Vale lembrar que, nessa mesma época, os pais que não tinham perdido suas esposas tragicamente ainda faziam um trabalho aceitável como pais, alternando doses de disciplina e suavidade.
O ano de 1995 marcou o fim dessa era, dando início a uma tradição (que apenas recentemente vem sendo subvertida) de pais trapalhões e imprestáveis – criaturas infantilizadas verdadeiramente imbecis, que se metem em confusões mais imbecis ainda e dependem completamente de suas esposas no âmbito doméstico. Em oposição à imbecilidade exagerada dos maridos, estas são sensatas, competentes e praticamente acima de falhas (além de lindas , é claro – lembrando que essa tradição absorveu também com maestria a misteriosa síndrome dos caras “feios” com minas gatas, infiltrada na cultura pop há décadas).

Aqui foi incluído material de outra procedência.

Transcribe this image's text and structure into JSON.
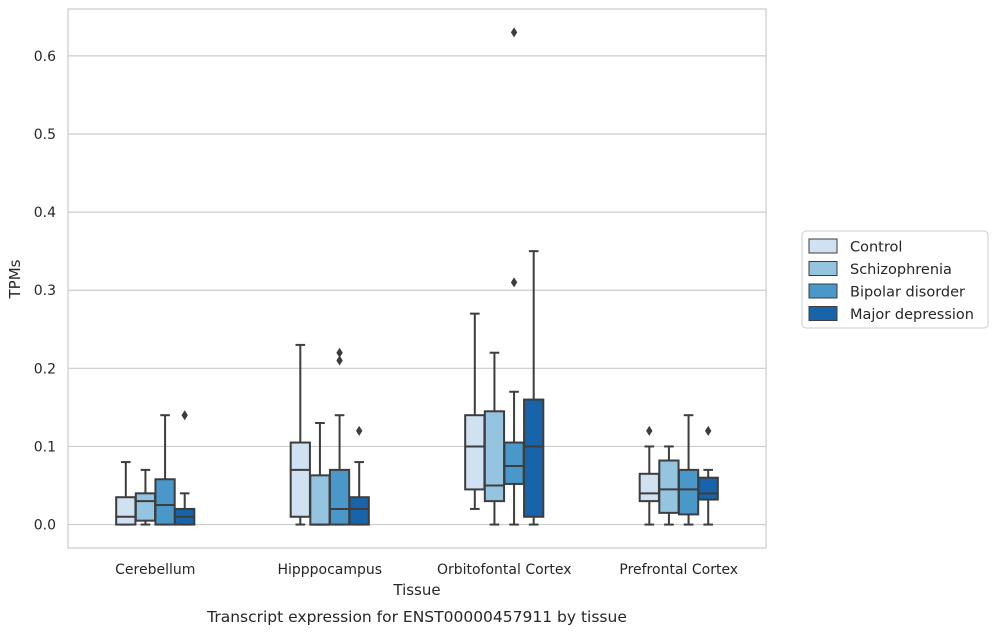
{
  "chart_data": {
    "type": "box",
    "caption": "Transcript expression for ENST00000457911 by tissue",
    "xlabel": "Tissue",
    "ylabel": "TPMs",
    "ylim": [
      -0.03,
      0.66
    ],
    "yticks": [
      0.0,
      0.1,
      0.2,
      0.3,
      0.4,
      0.5,
      0.6
    ],
    "ytick_labels": [
      "0.0",
      "0.1",
      "0.2",
      "0.3",
      "0.4",
      "0.5",
      "0.6"
    ],
    "grid": "horizontal",
    "legend_position": "right, outside",
    "categories": [
      "Cerebellum",
      "Hipppocampus",
      "Orbitofontal Cortex",
      "Prefrontal Cortex"
    ],
    "series": [
      {
        "name": "Control",
        "color": "#d0e1f2",
        "boxes": [
          {
            "whislo": 0.0,
            "q1": 0.0,
            "med": 0.01,
            "q3": 0.035,
            "whishi": 0.08,
            "fliers": []
          },
          {
            "whislo": 0.0,
            "q1": 0.01,
            "med": 0.07,
            "q3": 0.105,
            "whishi": 0.23,
            "fliers": []
          },
          {
            "whislo": 0.02,
            "q1": 0.045,
            "med": 0.1,
            "q3": 0.14,
            "whishi": 0.27,
            "fliers": []
          },
          {
            "whislo": 0.0,
            "q1": 0.03,
            "med": 0.04,
            "q3": 0.065,
            "whishi": 0.1,
            "fliers": [
              0.12
            ]
          }
        ]
      },
      {
        "name": "Schizophrenia",
        "color": "#94c4df",
        "boxes": [
          {
            "whislo": 0.0,
            "q1": 0.005,
            "med": 0.03,
            "q3": 0.04,
            "whishi": 0.07,
            "fliers": []
          },
          {
            "whislo": 0.0,
            "q1": 0.0,
            "med": 0.0,
            "q3": 0.063,
            "whishi": 0.13,
            "fliers": []
          },
          {
            "whislo": 0.0,
            "q1": 0.03,
            "med": 0.05,
            "q3": 0.145,
            "whishi": 0.22,
            "fliers": []
          },
          {
            "whislo": 0.0,
            "q1": 0.015,
            "med": 0.045,
            "q3": 0.082,
            "whishi": 0.1,
            "fliers": []
          }
        ]
      },
      {
        "name": "Bipolar disorder",
        "color": "#4a98c9",
        "boxes": [
          {
            "whislo": 0.0,
            "q1": 0.0,
            "med": 0.025,
            "q3": 0.058,
            "whishi": 0.14,
            "fliers": []
          },
          {
            "whislo": 0.0,
            "q1": 0.0,
            "med": 0.02,
            "q3": 0.07,
            "whishi": 0.14,
            "fliers": [
              0.21,
              0.22
            ]
          },
          {
            "whislo": 0.0,
            "q1": 0.052,
            "med": 0.075,
            "q3": 0.105,
            "whishi": 0.17,
            "fliers": [
              0.31,
              0.63
            ]
          },
          {
            "whislo": 0.0,
            "q1": 0.013,
            "med": 0.045,
            "q3": 0.07,
            "whishi": 0.14,
            "fliers": []
          }
        ]
      },
      {
        "name": "Major depression",
        "color": "#1764ab",
        "boxes": [
          {
            "whislo": 0.0,
            "q1": 0.0,
            "med": 0.01,
            "q3": 0.02,
            "whishi": 0.04,
            "fliers": [
              0.14
            ]
          },
          {
            "whislo": 0.0,
            "q1": 0.0,
            "med": 0.02,
            "q3": 0.035,
            "whishi": 0.08,
            "fliers": [
              0.12
            ]
          },
          {
            "whislo": 0.0,
            "q1": 0.01,
            "med": 0.1,
            "q3": 0.16,
            "whishi": 0.35,
            "fliers": []
          },
          {
            "whislo": 0.0,
            "q1": 0.032,
            "med": 0.04,
            "q3": 0.06,
            "whishi": 0.07,
            "fliers": [
              0.12
            ]
          }
        ]
      }
    ]
  }
}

Agora, embora a explicação acadêmica para esse estereótipo tenha mais a ver com classe do que com gênero (estudos indicam que apenas pais da classe trabalhadora são retratados dessa forma), suas implicações em relação a papéis de gênero são tão inegáveis quanto complexas.
A primeira delas diz respeito a uma dicotomia de sentimentos que essa representação pode desencadear em pais e maridos da vida real: se por um lado ela insulta, por outro agrada ao representar a clássica fantasia masculina de ter uma mulher eternamente servil, indulgente e paciente com a sua imaturidade. Em outras palavras, uma esposa que é uma réplica de suas mães.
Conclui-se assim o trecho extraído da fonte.